Safeguarding an organization from cybercrime has become vastly more challenging given how digitized and, as a result, interconnected the world has become. Adding complexity to this already daunting scenario is the fact organizations have become perimeter-less, often finding they are compelled to grant access to internal systems and data to non-employees (contractors, partners, “things”). And at times, the number of those non-employees with access to sensitive information is greater than actual employees.
While providing access for third-party, non-employees is critical to meeting business objectives, it oftentimes has the unintended consequence of exponentially increasing an organization’s attack surface, increasing labor costs, and creating massive operational efficiency challenges for IT and HR departments.
Most enterprises make great efforts to monitor and manage cyber risk within their IT systems, but they struggle to extend that vigilance to third-party risk. In fact, data shows 59% of all data breaches can be traced to third parties, and only 16% of organizations say they can effectively mitigate third-party risks.
Third-Party Security Limitations and Challenges
One might think third-party governance systems, sometimes used for vendor assessments, could be used to manage the identity and access management aspects of the vendor relationship. However, most security vendors do not consider identity to be part of third-party management. Yet, organizations realize the risk of third parties the moment they provision access, whether or not it is measured, mitigated, or even known.
Today, it’s common practice for risk management teams to assess a third party’s risk controls by evaluating responses to a Standardized Information Gathering (SIG) questionnaire. Unfortunately, these vendor security assessments based on SIG answers may give the organization false confidence in a vendor’s actual security posture.

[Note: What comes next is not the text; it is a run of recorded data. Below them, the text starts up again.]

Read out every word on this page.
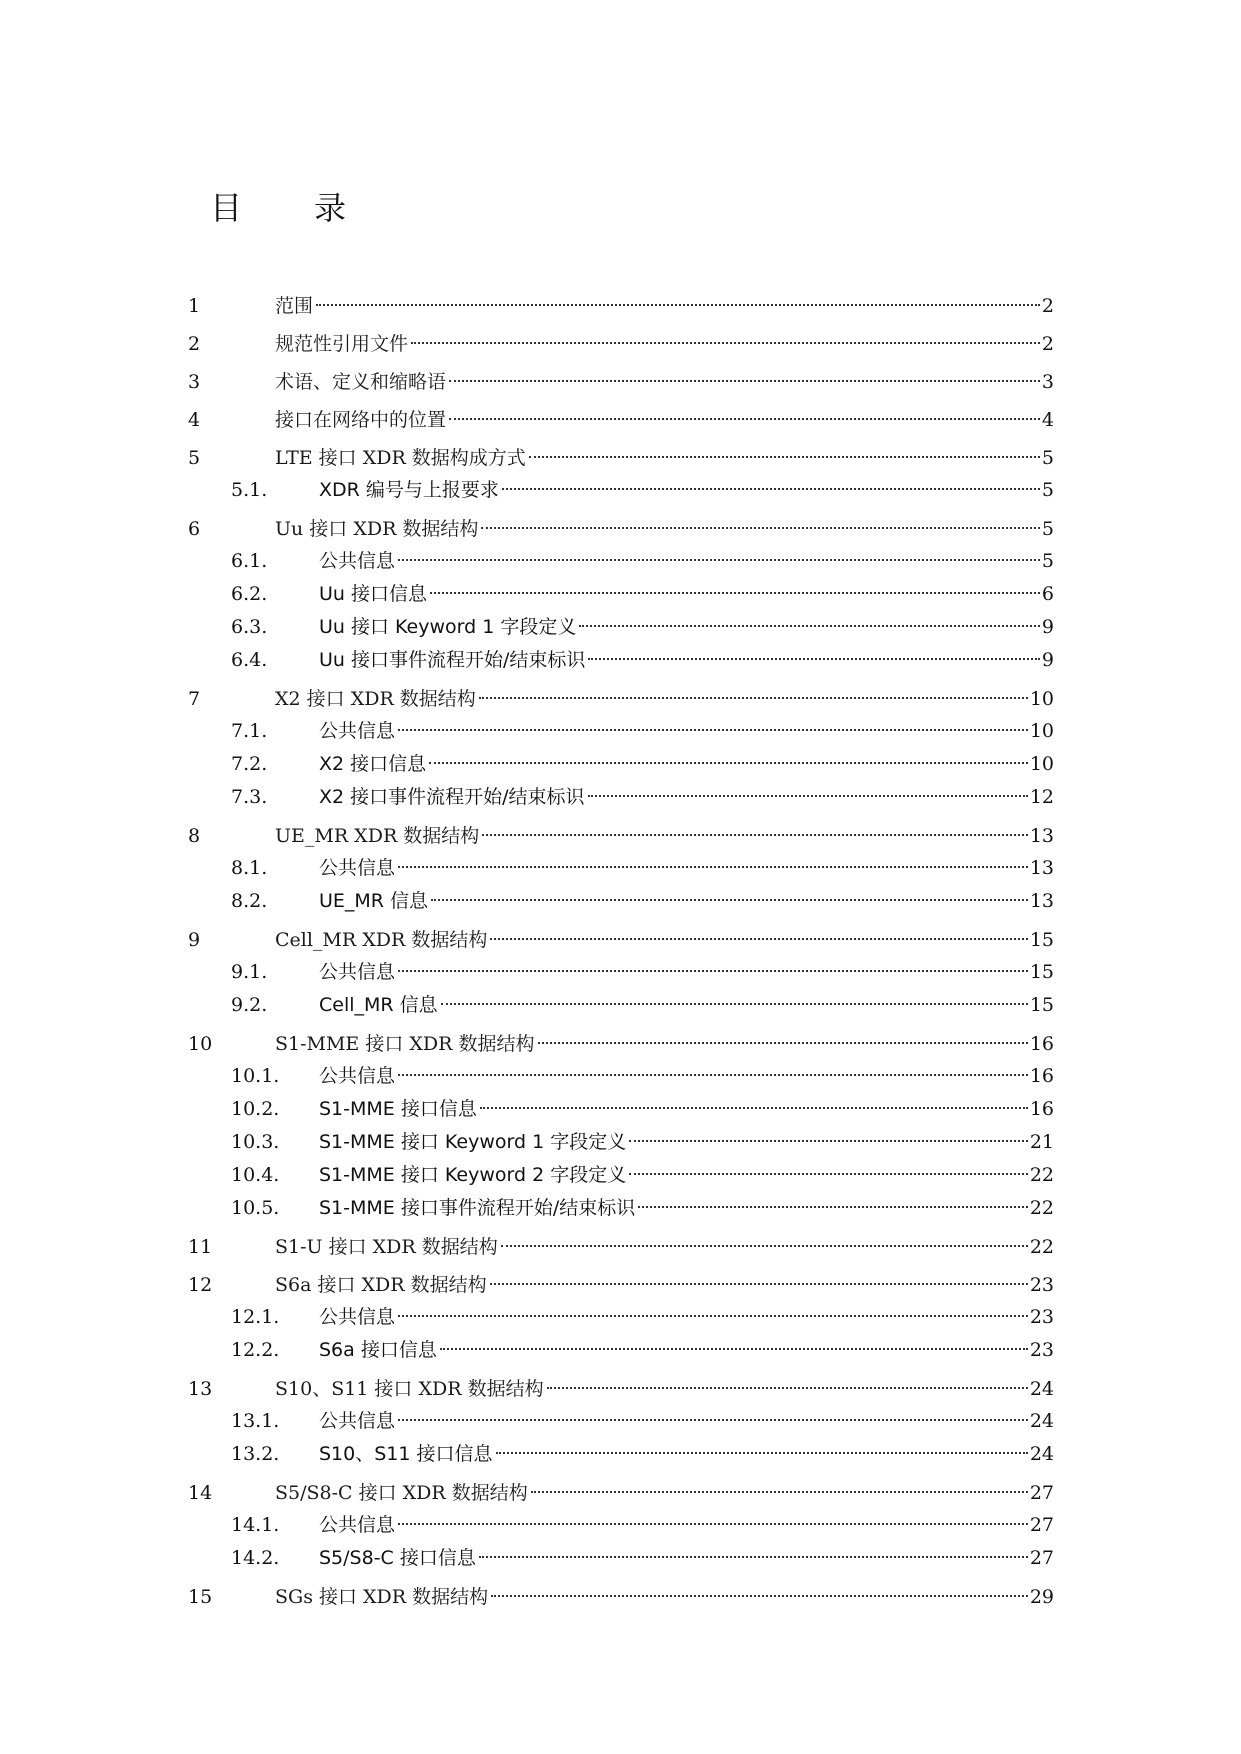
目 录
1	范围	2
2	规范性引用文件	2
3	术语、定义和缩略语	3
4	接口在网络中的位置	4
5	LTE 接口 XDR 数据构成方式	5
5.1.	XDR 编号与上报要求	5
6	Uu 接口 XDR 数据结构	5
6.1.	公共信息	5
6.2.	Uu 接口信息	6
6.3.	Uu 接口 Keyword 1 字段定义	9
6.4.	Uu 接口事件流程开始/结束标识	9
7	X2 接口 XDR 数据结构	10
7.1.	公共信息	10
7.2.	X2 接口信息	10
7.3.	X2 接口事件流程开始/结束标识	12
8	UE_MR XDR 数据结构	13
8.1.	公共信息	13
8.2.	UE_MR 信息	13
9	Cell_MR XDR 数据结构	15
9.1.	公共信息	15
9.2.	Cell_MR 信息	15
10	S1-MME 接口 XDR 数据结构	16
10.1.	公共信息	16
10.2.	S1-MME 接口信息	16
10.3.	S1-MME 接口 Keyword 1 字段定义	21
10.4.	S1-MME 接口 Keyword 2 字段定义	22
10.5.	S1-MME 接口事件流程开始/结束标识	22
11	S1-U 接口 XDR 数据结构	22
12	S6a 接口 XDR 数据结构	23
12.1.	公共信息	23
12.2.	S6a 接口信息	23
13	S10、S11 接口 XDR 数据结构	24
13.1.	公共信息	24
13.2.	S10、S11 接口信息	24
14	S5/S8-C 接口 XDR 数据结构	27
14.1.	公共信息	27
14.2.	S5/S8-C 接口信息	27
15	SGs 接口 XDR 数据结构	29
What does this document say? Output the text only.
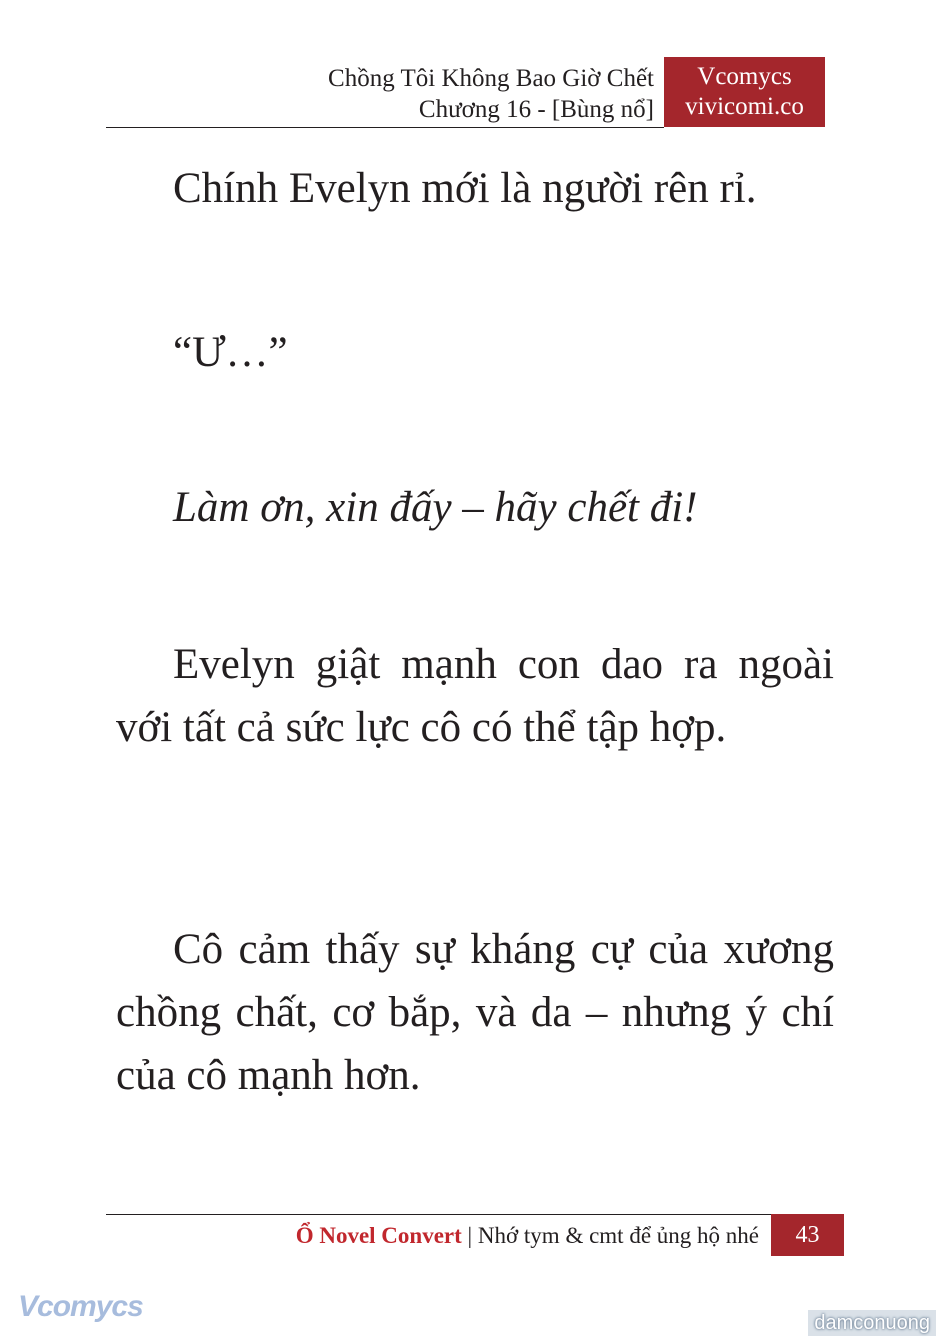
Chồng Tôi Không Bao Giờ Chết
Chương 16 - [Bùng nổ]
Vcomycs
vivicomi.co

Chính Evelyn mới là người rên rỉ.

“Ư…”

Làm ơn, xin đấy – hãy chết đi!

Evelyn giật mạnh con dao ra ngoài với tất cả sức lực cô có thể tập hợp.

Cô cảm thấy sự kháng cự của xương chồng chất, cơ bắp, và da – nhưng ý chí của cô mạnh hơn.

Ổ Novel Convert | Nhớ tym & cmt để ủng hộ nhé	43
Vcomycs	damconuong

Additionally, onboarding processes that are usually automated for employees are often highly manual for third-party users. Manual processes may meet the minimum needs of smaller organizations, but for larger organizations or those in highly regulated industries (e.g., healthcare, financial services), these manual processes are time-consuming, costly, difficult to audit, and most importantly, error-prone -- expanding the potential for additional risk associated with third-party users.
Another area of risk is the overlapping ownership of third-party identity risk management. The Chief Risk Officer (CRO) or Chief Information Security Officer (CISO) is usually responsible for identifying, monitoring, and mitigating internal and external risks. In practice, third-party identities are often loosely managed via ad hoc processes, sometimes involving a collection of spreadsheets, databases, and tools. Many CRO/CISOs share the burden of managing these identities with other cross-functional teams and stakeholders that are not well equipped to manage risk, such as:
- Human Resources: Centralized and focused on managing full-time employees
- Procurement: Focused on managing contracts
- IT: Focused on managing technology assets and access to those assets
Additionally, onboarding and account recertification responsibilities can sometimes fall to separate teams. The HR team handles onboarding, while account recertification may be handled by IT. The CRO/CISO may have limited visibility into the activity of other teams.
Mitigating Third-Party Risk
As organizations increasingly grant access to data and systems to an ever-expanding number of third-party users, and manage these users across multiple departments, it becomes imperative to prove these third parties are, in fact, who they claim to be. To minimize the risks third parties can present, organizations must improve the granularity, transparency, consistency, and agility of their third-party risk management effort.
Risk management teams can best ensure third-party risk falls within established risk tolerances by aligning those tolerances with an organizational-level risk appetite statement and implementing risk ratings at the vendor and user levels.
The primary responsibility for approving third-party identities should fall to the leader closest to the work effort (typically the user’s internal manager or the vendor sponsor), who can validate the ongoing need for access while the CRO/CISO maintains visibility.
Automated workflows can then be built and executed based on the rating, user type, or other factors. Such automation is essential because it creates consistency, limits human error, and avoids risky delays in the curtailing of access. These workflows should include a quick and easy way to verify the identity of any profile that is added in an organization’s system; for example, offshore third-party users requiring access to critical assets.
In addition, identity-proofing specific capabilities can further verify and authenticate the individuals or things accessing company data. Sophisticated solutions can enable IGA, PAM and other Access Management solutions to trust the identity and fill in existing gaps in multi-factor authentication and other step-up authentication methods.
More than half of all data breaches can be traced to third parties, according to a Ponemon Institute study. This can create a potentially long-term impact on an organization, including its brand reputation, financial viability, and ability to effectively compete in the market. With the proper identity-proofing practices and capabilities in place, organizations can easily and cost-effectively verify the identities of their users, support risk management initiatives and better protect critical assets – eliminating the third-party risk management blind spots.